Entre l’arrière et le front, entre le civil et le combattant, le rapport au deuil change et crée des incompréhensions douloureuses. Vitaliï et Bohdana ont ainsi traversé une zone de turbulences au lendemain de la disparition de leur ami surnommé « Thar », un engagé volontaire dont le corps abandonné aux mains de l’ennemi gît quelque part dans la région du Donbass. La nouvelle est tombée sur la tête de Bohdana comme un coup d’assommoir, le 4 novembre 2022. Quand elle a cherché du réconfort auprès de son mari, elle s’est heurtée à un bloc de granit : le soldat au téléphone ne s’est départi ni de son calme ni de sa retenue habituelle.
« C’est lui mon antidépresseur »
Sur l’instant, Bohdana a été blessée par cette froideur apparente. « J’attendais de sa part plus d’empathie et plus d’émotion, se souvient-elle. Il ne me l’a pas donné. Cela a été un moment dur pour moi. » L’épouse a compris au fil du temps qu’il était égoïste et vain d’exiger du soldat, en prise quotidienne avec la mort de ses pairs, de laisser parler son cœur. « C’est dur de perdre des amis, mais j’essaie de minimiser mes émotions et de rester dans un état d’esprit stable », reconnaît l’intéressé. Vitaliï s’est fait une promesse : après la « victoire », il visitera tous les cimetières où reposent ses proches.
Mariés en Ukraine : après la noce, le couple rattrapé par la peur et la dépression
Dans sa chambre, Bohdana regarde les photos qu'elle a prises pendant la première année de guerre. / Olga Ivashchenko pour La Croix
Sa femme dit avoir changé au lendemain de la mort de « Thar ». C’est de cette période que datent ses angoisses et sa dépression de l’hiver. « J’ai resserré mon cercle relationnel », note-t-elle. Terminés les barbecues, finies les soirées festives de Kiev où des jeunes tentent d’oublier les bombes et les funérailles avant le couvre-feu de 23 heures : son quotidien se concentre désormais sur son travail ainsi que sur les collectes d’argent et de matériel pour les soldats. « J’économise mon énergie, mon temps. J’ai enlevé tout ce qui était superflu de ma vie », constate Bohdana, sans juger « ceux qui veulent faire la fête de temps à autre. Il faut bien continuer à vivre ».

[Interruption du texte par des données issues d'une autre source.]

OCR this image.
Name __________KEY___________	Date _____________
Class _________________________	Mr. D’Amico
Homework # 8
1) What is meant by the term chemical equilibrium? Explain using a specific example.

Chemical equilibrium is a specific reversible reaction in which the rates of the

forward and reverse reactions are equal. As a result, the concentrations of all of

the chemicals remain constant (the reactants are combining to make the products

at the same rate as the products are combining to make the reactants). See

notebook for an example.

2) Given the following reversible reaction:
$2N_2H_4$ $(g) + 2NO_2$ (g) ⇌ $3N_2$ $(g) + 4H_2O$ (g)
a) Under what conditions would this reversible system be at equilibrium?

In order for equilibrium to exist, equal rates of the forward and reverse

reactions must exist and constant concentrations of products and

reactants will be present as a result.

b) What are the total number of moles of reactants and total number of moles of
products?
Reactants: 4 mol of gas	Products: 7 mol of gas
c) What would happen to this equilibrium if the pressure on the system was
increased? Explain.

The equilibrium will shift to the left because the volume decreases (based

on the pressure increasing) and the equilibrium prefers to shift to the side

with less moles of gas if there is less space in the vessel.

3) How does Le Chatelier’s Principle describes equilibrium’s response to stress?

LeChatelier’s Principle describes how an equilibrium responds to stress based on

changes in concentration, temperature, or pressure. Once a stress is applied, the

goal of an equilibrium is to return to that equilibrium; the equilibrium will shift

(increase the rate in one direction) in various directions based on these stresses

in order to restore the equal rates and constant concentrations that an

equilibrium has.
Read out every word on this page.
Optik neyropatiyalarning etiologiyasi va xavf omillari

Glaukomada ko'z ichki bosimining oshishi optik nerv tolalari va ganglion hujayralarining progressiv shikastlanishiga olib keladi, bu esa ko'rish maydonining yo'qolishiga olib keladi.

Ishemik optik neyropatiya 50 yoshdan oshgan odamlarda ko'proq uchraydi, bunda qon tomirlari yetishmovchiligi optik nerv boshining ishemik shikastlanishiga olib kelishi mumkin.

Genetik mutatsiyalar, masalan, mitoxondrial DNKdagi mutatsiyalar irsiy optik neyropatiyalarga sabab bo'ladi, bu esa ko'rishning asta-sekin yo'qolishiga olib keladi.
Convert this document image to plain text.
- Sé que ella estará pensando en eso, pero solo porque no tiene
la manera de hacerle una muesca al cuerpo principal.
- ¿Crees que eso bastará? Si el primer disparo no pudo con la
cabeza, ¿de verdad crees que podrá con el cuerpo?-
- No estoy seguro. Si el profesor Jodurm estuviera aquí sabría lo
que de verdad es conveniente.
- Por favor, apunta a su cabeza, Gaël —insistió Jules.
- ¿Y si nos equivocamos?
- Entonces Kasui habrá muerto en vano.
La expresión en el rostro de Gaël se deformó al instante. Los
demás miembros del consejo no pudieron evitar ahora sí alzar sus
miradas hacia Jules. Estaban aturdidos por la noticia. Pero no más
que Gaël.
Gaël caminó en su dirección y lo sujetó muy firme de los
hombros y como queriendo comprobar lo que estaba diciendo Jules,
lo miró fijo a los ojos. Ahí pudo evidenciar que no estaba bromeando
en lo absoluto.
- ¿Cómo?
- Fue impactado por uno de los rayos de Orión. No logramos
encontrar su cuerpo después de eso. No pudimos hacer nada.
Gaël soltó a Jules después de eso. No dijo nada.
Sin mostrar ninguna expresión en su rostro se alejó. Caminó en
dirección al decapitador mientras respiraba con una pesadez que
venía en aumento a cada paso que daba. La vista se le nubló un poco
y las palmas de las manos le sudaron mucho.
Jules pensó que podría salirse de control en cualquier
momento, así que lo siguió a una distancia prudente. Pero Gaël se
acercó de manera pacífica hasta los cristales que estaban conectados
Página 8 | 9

La militante prend des antidépresseurs, mais s’en passe très bien à chaque fois qu’elle retrouve Vitaliï, lors de ses permissions de vingt-quatre heures. « Je dors bien à ses côtés », confie-t-elle, le regard pétillant. Ses yeux se posent sur les photos du couple et de leurs amis, étalées sur la couverture sombre du lit de sa chambre. Chaque image instantanée raconte un jour de la guerre. Une photo légèrement floutée a immortalisé son étrange mariage (lire l’épisode 2 de la série) sous les bombardements russes, le 4 mars 2022. Pour le premier anniversaire de leur union, son mari lui a écrit sur le ton de l’humour froid qu’il affectionne : « Tu vois, rien n’a changé en un an. L’année dernière tu m’attendais, cette année tu m’attends. »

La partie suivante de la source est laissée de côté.